From Mandalay~Hsi Paw (29-May-2012)
Night trains are part of romanticized travel experiences. Having simple fares served in plastic little carrier bags sitting in wooden-floored cars top it off. Discomfort from motion sickness & the lack of proper sleep I try to pretend they never existed. Ultimately, the views along the way are a remedy to any ailment.
Trains stop at minor stops for astoundingly short periods of time. I.e. 5~10minutes. It's surprising how the locals can adeptly lug all that goods/luggage onto/off the train within that time, mostly assisted, but sometimes single-handedly,
As the train passed along Gokteik Bridge, I really couldn't resist that vertigo. The constant creaking, squeaking of the friction between metals didn't help at all. I couldn't help thinking of the future I might or might not have. We weren't the only fascinated ones, look at the locals. But it's much too obvious that the scenery is stunning - way too stunning to be ignored, altophobic or not.
How long will these metal rods last? They've rusted a great deal, haven't they? 112 years since initial contruction have done them this deed, it's rather appalling how hardy this thing is. Perhaps colonial rule is thus beneficial.

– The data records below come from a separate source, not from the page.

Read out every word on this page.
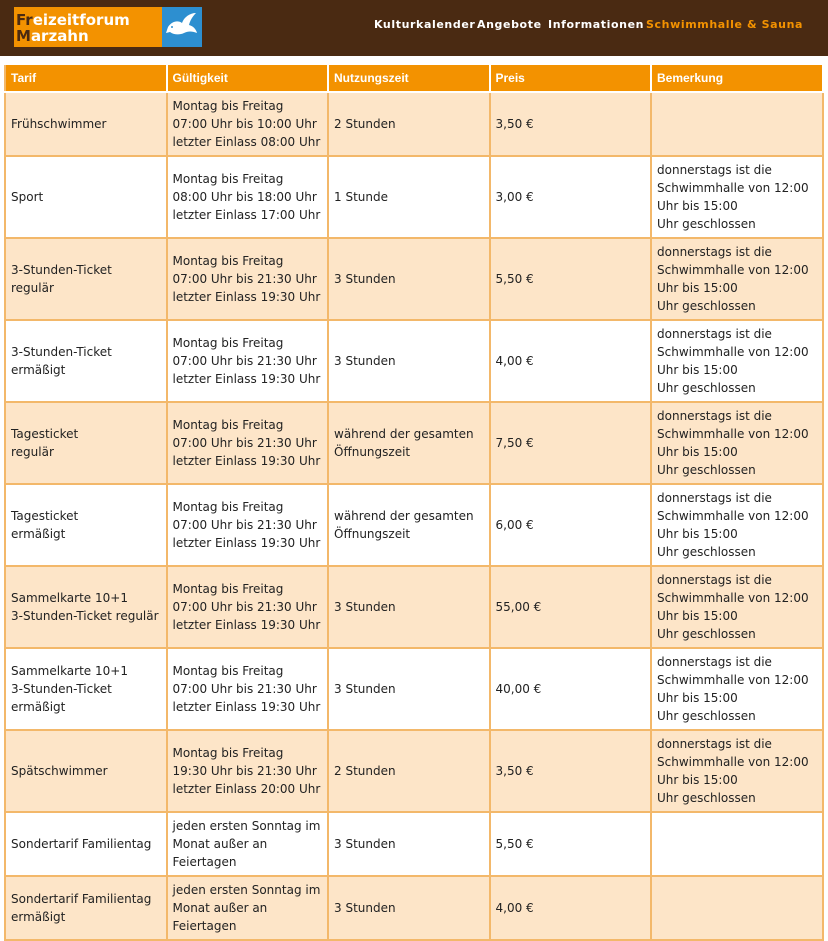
Freizeitforum
Marzahn
Kulturkalender Angebote Informationen Schwimmhalle & Sauna
Tarif	Gültigkeit	Nutzungszeit	Preis	Bemerkung
Frühschwimmer	Montag bis Freitag
07:00 Uhr bis 10:00 Uhr
letzter Einlass 08:00 Uhr	2 Stunden	3,50 €	
Sport	Montag bis Freitag
08:00 Uhr bis 18:00 Uhr
letzter Einlass 17:00 Uhr	1 Stunde	3,00 €	donnerstags ist die
Schwimmhalle von 12:00
Uhr bis 15:00
Uhr geschlossen
3-Stunden-Ticket
regulär	Montag bis Freitag
07:00 Uhr bis 21:30 Uhr
letzter Einlass 19:30 Uhr	3 Stunden	5,50 €	donnerstags ist die
Schwimmhalle von 12:00
Uhr bis 15:00
Uhr geschlossen
3-Stunden-Ticket
ermäßigt	Montag bis Freitag
07:00 Uhr bis 21:30 Uhr
letzter Einlass 19:30 Uhr	3 Stunden	4,00 €	donnerstags ist die
Schwimmhalle von 12:00
Uhr bis 15:00
Uhr geschlossen
Tagesticket
regulär	Montag bis Freitag
07:00 Uhr bis 21:30 Uhr
letzter Einlass 19:30 Uhr	während der gesamten
Öffnungszeit	7,50 €	donnerstags ist die
Schwimmhalle von 12:00
Uhr bis 15:00
Uhr geschlossen
Tagesticket
ermäßigt	Montag bis Freitag
07:00 Uhr bis 21:30 Uhr
letzter Einlass 19:30 Uhr	während der gesamten
Öffnungszeit	6,00 €	donnerstags ist die
Schwimmhalle von 12:00
Uhr bis 15:00
Uhr geschlossen
Sammelkarte 10+1
3-Stunden-Ticket regulär	Montag bis Freitag
07:00 Uhr bis 21:30 Uhr
letzter Einlass 19:30 Uhr	3 Stunden	55,00 €	donnerstags ist die
Schwimmhalle von 12:00
Uhr bis 15:00
Uhr geschlossen
Sammelkarte 10+1
3-Stunden-Ticket ermäßigt	Montag bis Freitag
07:00 Uhr bis 21:30 Uhr
letzter Einlass 19:30 Uhr	3 Stunden	40,00 €	donnerstags ist die
Schwimmhalle von 12:00
Uhr bis 15:00
Uhr geschlossen
Spätschwimmer	Montag bis Freitag
19:30 Uhr bis 21:30 Uhr
letzter Einlass 20:00 Uhr	2 Stunden	3,50 €	donnerstags ist die
Schwimmhalle von 12:00
Uhr bis 15:00
Uhr geschlossen
Sondertarif Familientag	jeden ersten Sonntag im
Monat außer an Feiertagen	3 Stunden	5,50 €	
Sondertarif Familientag
ermäßigt	jeden ersten Sonntag im
Monat außer an Feiertagen	3 Stunden	4,00 €	
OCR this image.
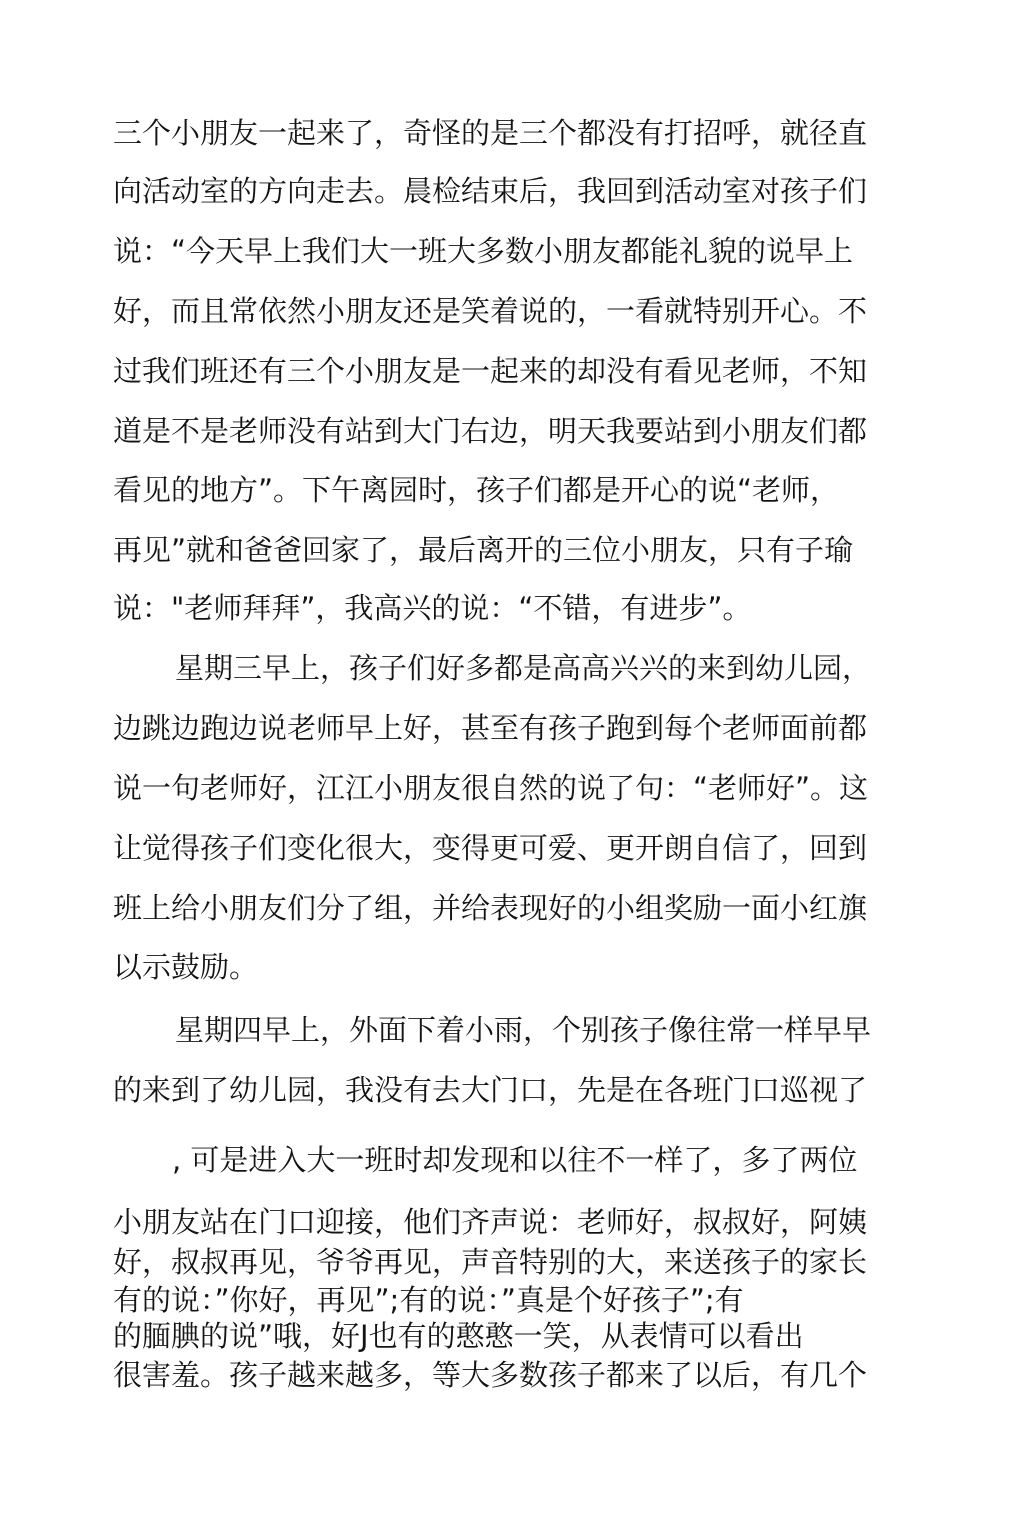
三个小朋友一起来了，奇怪的是三个都没有打招呼，就径直
向活动室的方向走去。晨检结束后，我回到活动室对孩子们
说：“今天早上我们大一班大多数小朋友都能礼貌的说早上
好，而且常依然小朋友还是笑着说的，一看就特别开心。不
过我们班还有三个小朋友是一起来的却没有看见老师，不知
道是不是老师没有站到大门右边，明天我要站到小朋友们都
看见的地方”。下午离园时，孩子们都是开心的说“老师，
再见”就和爸爸回家了，最后离开的三位小朋友，只有子瑜
说："老师拜拜”，我高兴的说：“不错，有进步”。
星期三早上，孩子们好多都是高高兴兴的来到幼儿园，
边跳边跑边说老师早上好，甚至有孩子跑到每个老师面前都
说一句老师好，江江小朋友很自然的说了句：“老师好”。这
让觉得孩子们变化很大，变得更可爱、更开朗自信了，回到
班上给小朋友们分了组，并给表现好的小组奖励一面小红旗
以示鼓励。
星期四早上，外面下着小雨，个别孩子像往常一样早早
的来到了幼儿园，我没有去大门口，先是在各班门口巡视了
, 可是进入大一班时却发现和以往不一样了，多了两位
小朋友站在门口迎接，他们齐声说：老师好，叔叔好，阿姨
好，叔叔再见，爷爷再见，声音特别的大，来送孩子的家长
有的说：”你好，再见”;有的说：”真是个好孩子”;有
的腼腆的说”哦，好J也有的憨憨一笑，从表情可以看出
很害羞。孩子越来越多，等大多数孩子都来了以后，有几个
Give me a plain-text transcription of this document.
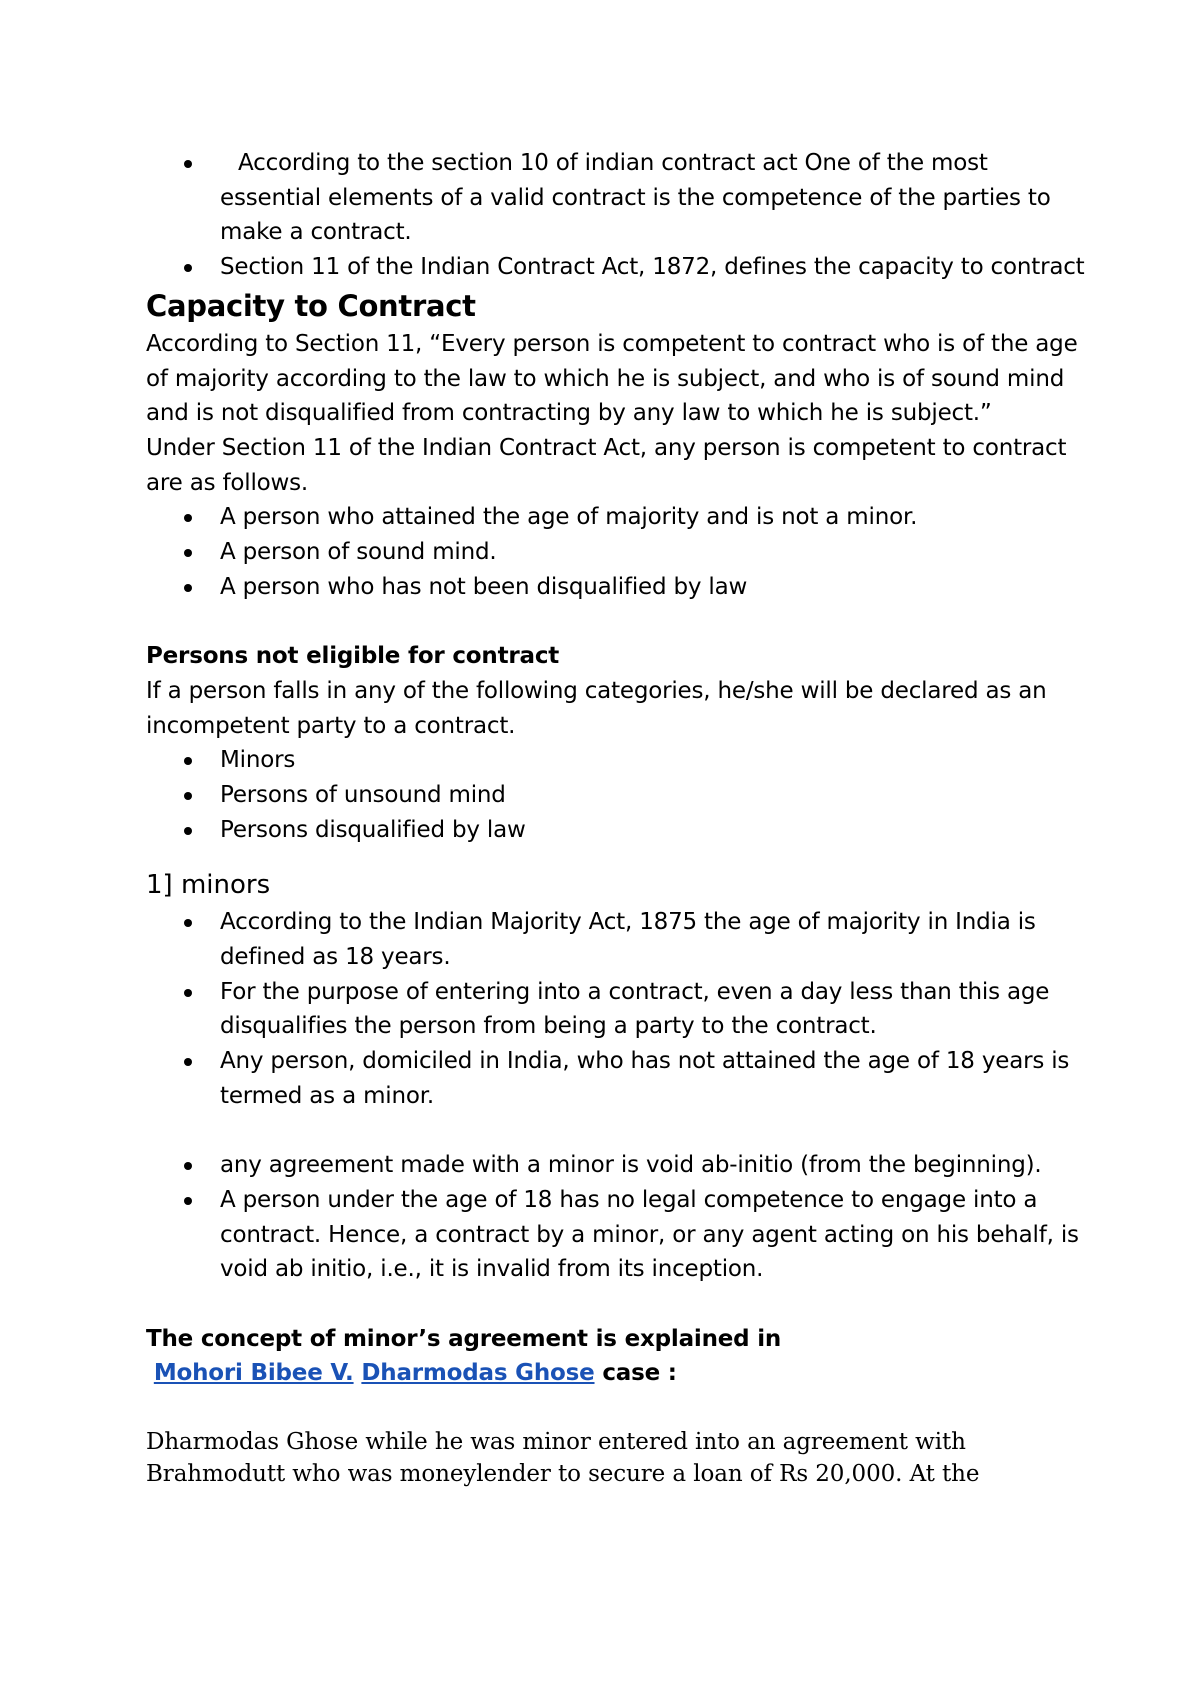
According to the section 10 of indian contract act One of the most essential elements of a valid contract is the competence of the parties to make a contract.
Section 11 of the Indian Contract Act, 1872, defines the capacity to contract
Capacity to Contract

According to Section 11, “Every person is competent to contract who is of the age of majority according to the law to which he is subject, and who is of sound mind and is not disqualified from contracting by any law to which he is subject.”

Under Section 11 of the Indian Contract Act, any person is competent to contract are as follows.

A person who attained the age of majority and is not a minor.
A person of sound mind.
A person who has not been disqualified by law
Persons not eligible for contract

If a person falls in any of the following categories, he/she will be declared as an incompetent party to a contract.

Minors
Persons of unsound mind
Persons disqualified by law
1] minors
According to the Indian Majority Act, 1875 the age of majority in India is defined as 18 years.
For the purpose of entering into a contract, even a day less than this age disqualifies the person from being a party to the contract.
Any person, domiciled in India, who has not attained the age of 18 years is termed as a minor.
any agreement made with a minor is void ab-initio (from the beginning).
A person under the age of 18 has no legal competence to engage into a contract. Hence, a contract by a minor, or any agent acting on his behalf, is void ab initio, i.e., it is invalid from its inception.
The concept of minor’s agreement is explained in

Mohori Bibee V. Dharmodas Ghose case :

Dharmodas Ghose while he was minor entered into an agreement with Brahmodutt who was moneylender to secure a loan of Rs 20,000. At the
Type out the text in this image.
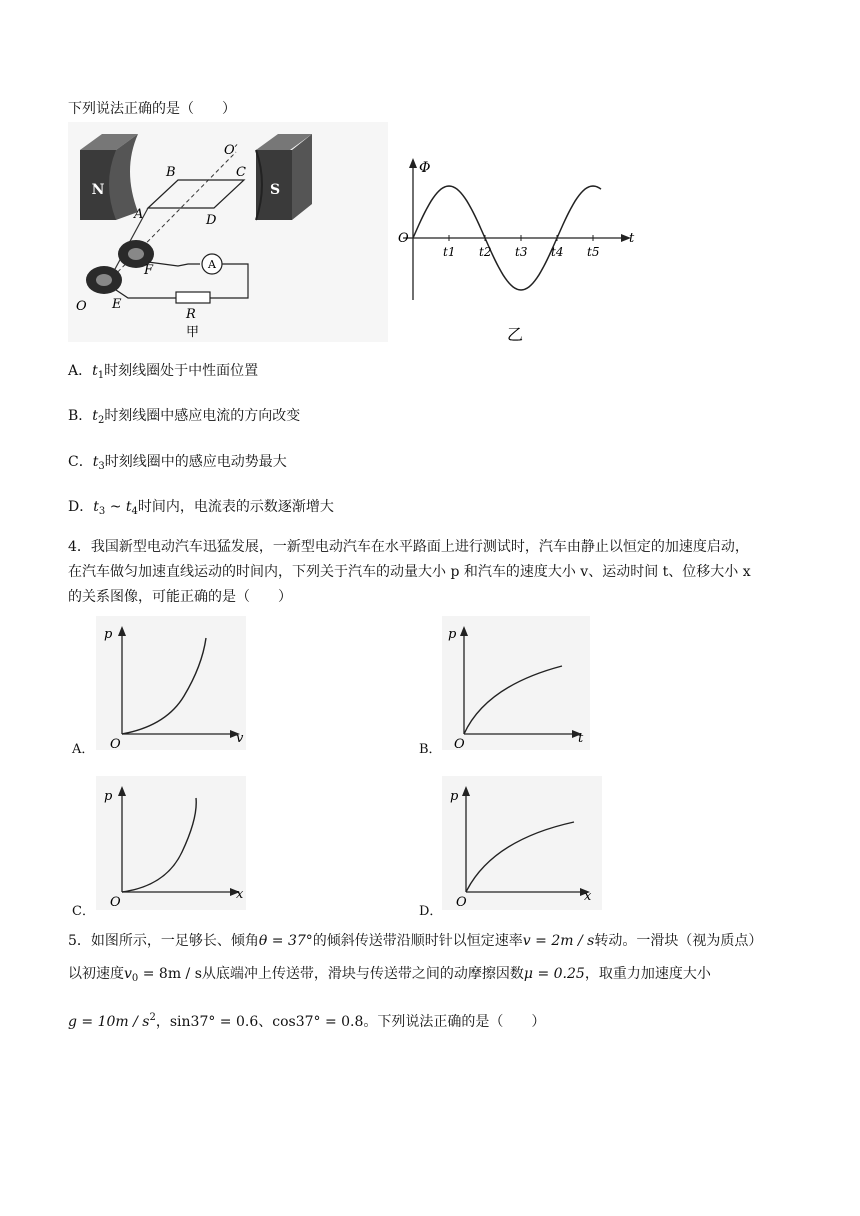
下列说法正确的是（　　）
N	S
A
B	C
A	D
O′
F
E
O
R
甲
t1 t2 t3 t4 t5
Φ
t
O
乙
A．$t_1$时刻线圈处于中性面位置
B．$t_2$时刻线圈中感应电流的方向改变
C．$t_3$时刻线圈中的感应电动势最大
D．$t_3$ ~ $t_4$时间内，电流表的示数逐渐增大
4．我国新型电动汽车迅猛发展，一新型电动汽车在水平路面上进行测试时，汽车由静止以恒定的加速度启动，
在汽车做匀加速直线运动的时间内，下列关于汽车的动量大小 p 和汽车的速度大小 v、运动时间 t、位移大小 x
的关系图像，可能正确的是（　　）
A．
p
v
O	B．
p
t
O
C．
p
x
O
D．
p
x
O
5．如图所示，一足够长、倾角θ = 37°的倾斜传送带沿顺时针以恒定速率v = 2m / s转动。一滑块（视为质点）
以初速度$v_0 = 8m / s$从底端冲上传送带，滑块与传送带之间的动摩擦因数μ = 0.25，取重力加速度大小
$g = 10m / s^2$，sin37° = 0.6、cos37° = 0.8。下列说法正确的是（　　）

Lady looks troubled. I just hope it's the height, not the fact that I'm taking photographs.
So high, so precarious!
Looking at this photograph (above), I'm reminded of what someone told me yesterday, about being affected by past memories. How simple it is to be able to verbally console someone, yet for someone to entirely snap out of the past is almost impossible to do. Regardless of what I'd said to comfort, I doubt it'll matter very much. This ambivalence lies in the fact that even the most ostensibly happy people can be deeply disturbed. The saddest remark is perhaps the attempt to make it seem superfluous, one that goes like, "Actually it doesn't matter, haha ;)"
And don't people want so much to keep those around them oblivious & shielded from distress?
I hope that this entire metal framework is made of sturdy nuts & bolts. We have countless lives at stake here & I'm seriously wondering if every single inch of this structure would be checked during a maintenance routine.
Train entering the tunnel & the unconventionally-colored corn.
More unconventionally-colored drinks. Supposedly 'fruit' drinks, but I'm really not sure how it turned out so at Hsi Paw.
In an attempt to find the Sunset Hill, but failed. Only managed to come across this very vast water channel, which didn't disappoint.
Roaming around quiet Hsi Paw yielded these photos. Find Mr. Kid Guesthouse at Hsi Paw, you wouldn't regret it. I enjoyed Hsi Paw because of Mr. Kid Guesthouse, which essentially was run by Mrs. Kid, & her dogs. Mr. Kid, her husband, runs a watch shop at the local market, instead of the guesthouse. How ironic!
Nonetheless, Mrs. Kid is really an awesome lady! & her dogs are awesome dogs too. (:
The sunset was really charming beyond the centrality. But please be reminded to carry a flashlight or mobile phone to shine your way back. Hsi Paw was one of the most poorly-lit places I've ever been too (apart from Mandalay). The pitch darkness & the uneven paths can be really dangerous.
Traditional Myanmar food for dinner. I just can't help thinking what it would be like if Myanmar had fast food restaurants. I'm not sure if I might like the country as much anymore. It is then tantamount to visit the country again before it gets permeated by all these homogenizing influences from the rest of the world. Global culture, there you have it coming your way. If humanity is technologically & economically advancing, what then about the cultural aspect? Reversing?
Travel is thought-provoking & my travel journal runs so thick, so much so that I find it a chore to refer back to it.